There is no mystery as to why Chin and Vasarhelyi should be so well suited to films in which one person is driven to risk life and limb, and another person worries about them. Chin himself is a professional athlete who has scaled Mount Everest and skied back down again, while Vasarhelyi comes from an arts background — she was Mike Nichols’ assistant on Closer — who declares, “I have always liked words and feelings a lot.” Can it be assumed Free Solo and Nyad are veiled portraits of their own marriage?

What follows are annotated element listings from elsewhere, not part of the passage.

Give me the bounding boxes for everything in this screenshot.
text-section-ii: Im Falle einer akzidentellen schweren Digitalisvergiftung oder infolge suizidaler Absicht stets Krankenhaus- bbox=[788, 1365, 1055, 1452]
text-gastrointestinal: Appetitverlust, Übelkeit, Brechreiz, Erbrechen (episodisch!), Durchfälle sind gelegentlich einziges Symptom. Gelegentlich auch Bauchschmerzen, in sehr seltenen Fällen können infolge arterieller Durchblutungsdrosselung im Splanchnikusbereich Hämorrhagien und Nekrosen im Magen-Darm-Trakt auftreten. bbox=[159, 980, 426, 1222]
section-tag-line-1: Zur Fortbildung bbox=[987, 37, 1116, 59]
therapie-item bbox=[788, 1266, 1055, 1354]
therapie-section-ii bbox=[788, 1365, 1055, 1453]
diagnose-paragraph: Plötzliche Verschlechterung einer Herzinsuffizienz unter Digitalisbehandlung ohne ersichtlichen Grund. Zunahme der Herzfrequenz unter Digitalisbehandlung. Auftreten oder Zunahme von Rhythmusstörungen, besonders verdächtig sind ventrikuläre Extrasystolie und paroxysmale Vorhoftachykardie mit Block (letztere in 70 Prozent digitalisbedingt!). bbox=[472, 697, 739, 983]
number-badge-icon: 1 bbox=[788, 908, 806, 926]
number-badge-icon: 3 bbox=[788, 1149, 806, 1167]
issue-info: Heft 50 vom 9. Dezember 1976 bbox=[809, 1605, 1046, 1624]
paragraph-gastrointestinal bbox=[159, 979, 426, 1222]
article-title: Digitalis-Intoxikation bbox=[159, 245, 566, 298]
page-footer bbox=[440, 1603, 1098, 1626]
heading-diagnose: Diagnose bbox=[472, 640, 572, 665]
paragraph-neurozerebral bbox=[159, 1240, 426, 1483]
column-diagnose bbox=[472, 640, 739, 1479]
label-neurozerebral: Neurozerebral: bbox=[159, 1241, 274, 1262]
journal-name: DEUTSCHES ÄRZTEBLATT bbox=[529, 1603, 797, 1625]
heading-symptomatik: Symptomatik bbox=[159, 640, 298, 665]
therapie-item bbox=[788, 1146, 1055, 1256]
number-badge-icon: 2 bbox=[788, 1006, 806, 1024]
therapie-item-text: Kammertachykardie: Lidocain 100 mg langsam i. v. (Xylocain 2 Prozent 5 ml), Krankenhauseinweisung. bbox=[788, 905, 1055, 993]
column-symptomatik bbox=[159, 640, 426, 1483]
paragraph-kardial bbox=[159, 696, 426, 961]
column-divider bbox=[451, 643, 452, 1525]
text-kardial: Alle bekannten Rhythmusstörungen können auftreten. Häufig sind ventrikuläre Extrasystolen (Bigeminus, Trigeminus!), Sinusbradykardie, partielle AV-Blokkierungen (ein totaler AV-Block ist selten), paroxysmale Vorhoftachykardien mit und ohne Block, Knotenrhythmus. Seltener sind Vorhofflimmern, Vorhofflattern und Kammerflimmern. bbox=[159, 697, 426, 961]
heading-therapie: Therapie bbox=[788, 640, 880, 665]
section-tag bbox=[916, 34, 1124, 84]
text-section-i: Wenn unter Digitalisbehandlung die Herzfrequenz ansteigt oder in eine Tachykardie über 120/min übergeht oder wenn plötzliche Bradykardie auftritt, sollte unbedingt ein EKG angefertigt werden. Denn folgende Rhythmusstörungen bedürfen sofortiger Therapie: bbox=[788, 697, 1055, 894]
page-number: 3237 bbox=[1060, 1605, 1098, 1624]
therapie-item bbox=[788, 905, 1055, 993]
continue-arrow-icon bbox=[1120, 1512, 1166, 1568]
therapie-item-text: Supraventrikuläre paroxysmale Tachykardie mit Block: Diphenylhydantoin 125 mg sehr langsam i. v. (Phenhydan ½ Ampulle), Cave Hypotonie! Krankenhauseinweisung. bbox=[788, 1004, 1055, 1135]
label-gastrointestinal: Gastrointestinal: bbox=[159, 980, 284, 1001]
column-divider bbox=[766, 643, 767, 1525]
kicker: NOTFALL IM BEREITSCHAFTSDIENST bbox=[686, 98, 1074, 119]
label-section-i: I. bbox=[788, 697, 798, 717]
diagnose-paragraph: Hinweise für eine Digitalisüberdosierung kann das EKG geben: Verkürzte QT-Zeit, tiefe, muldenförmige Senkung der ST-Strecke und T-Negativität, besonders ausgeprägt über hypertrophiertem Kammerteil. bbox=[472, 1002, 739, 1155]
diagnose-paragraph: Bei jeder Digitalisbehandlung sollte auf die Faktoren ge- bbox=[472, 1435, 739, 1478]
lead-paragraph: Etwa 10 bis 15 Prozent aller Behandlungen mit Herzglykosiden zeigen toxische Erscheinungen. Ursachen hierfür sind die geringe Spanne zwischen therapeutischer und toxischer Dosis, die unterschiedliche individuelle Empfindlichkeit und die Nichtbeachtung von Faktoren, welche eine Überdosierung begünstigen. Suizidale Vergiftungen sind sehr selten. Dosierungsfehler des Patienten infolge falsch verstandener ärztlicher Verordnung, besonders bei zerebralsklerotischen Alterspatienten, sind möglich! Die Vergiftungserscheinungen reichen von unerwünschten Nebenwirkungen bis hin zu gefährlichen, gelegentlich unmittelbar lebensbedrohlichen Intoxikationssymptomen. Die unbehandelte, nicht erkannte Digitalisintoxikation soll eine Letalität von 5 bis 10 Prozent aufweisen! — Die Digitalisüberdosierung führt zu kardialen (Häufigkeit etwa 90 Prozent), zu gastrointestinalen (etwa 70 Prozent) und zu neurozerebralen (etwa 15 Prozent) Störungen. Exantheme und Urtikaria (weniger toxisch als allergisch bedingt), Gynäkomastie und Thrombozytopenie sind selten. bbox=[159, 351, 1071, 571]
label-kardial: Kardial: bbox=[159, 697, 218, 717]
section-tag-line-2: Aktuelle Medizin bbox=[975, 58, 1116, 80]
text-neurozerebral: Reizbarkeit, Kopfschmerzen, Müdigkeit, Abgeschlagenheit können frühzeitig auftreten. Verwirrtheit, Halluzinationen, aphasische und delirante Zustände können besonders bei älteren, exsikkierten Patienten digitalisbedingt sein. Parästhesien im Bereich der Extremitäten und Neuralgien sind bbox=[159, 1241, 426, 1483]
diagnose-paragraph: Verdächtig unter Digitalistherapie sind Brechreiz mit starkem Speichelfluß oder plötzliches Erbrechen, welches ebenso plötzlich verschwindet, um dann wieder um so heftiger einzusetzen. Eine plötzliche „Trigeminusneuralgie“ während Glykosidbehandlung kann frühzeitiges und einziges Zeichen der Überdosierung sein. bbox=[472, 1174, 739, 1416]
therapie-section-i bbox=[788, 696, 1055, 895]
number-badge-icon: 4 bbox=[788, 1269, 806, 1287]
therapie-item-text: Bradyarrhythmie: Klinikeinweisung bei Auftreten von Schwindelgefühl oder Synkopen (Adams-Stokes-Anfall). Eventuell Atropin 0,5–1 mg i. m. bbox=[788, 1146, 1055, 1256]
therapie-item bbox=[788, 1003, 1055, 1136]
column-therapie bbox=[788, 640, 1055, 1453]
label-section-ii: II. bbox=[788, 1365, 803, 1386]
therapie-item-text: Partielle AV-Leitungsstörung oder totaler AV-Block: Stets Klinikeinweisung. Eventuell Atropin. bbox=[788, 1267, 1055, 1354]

“I mean, aren’t all films autobiographical in a way,” laughs Vasarhelyi. “But I do have a burning interest in this human thing of being so audacious, of having that crazy dream, and having that perseverance and grit to achieve it. So, yeah, I probably married Jimmy for those reasons, among others. He has many charms.”
Personal connection
The key to their directing partnership, Vasarhelyi says, is that Chin can ensure every detail of the sporting endeavours is authentic, while she understands the hopes and fears of everyone involved. “Our interests are like a Venn diagram, and the overlap is very slim, so if [a story] moves both of us then we know it’s the right thing, and we know we’ll give everything to make it the best it can be,” she says. “You give so much to every film, it has to have some personal meaning that can sustain that fire for however many years you’re going to suffer and cry for it, and bleed for it and hate it and love it and deal with it in your marriage.”
The couple’s production company Little Monster Films has several such projects in the pipeline — and the next one for Chin and Vasarhelyi will be a documentary about Anglo-Irish Antarctic explorer Ernest Shackleton.
“There’s no extreme sport but there is extreme exploration,” says Vasarhelyi. “And again, it’s just an amazing story of friendship and leadership and the courage to fail. That’s right up our alley.”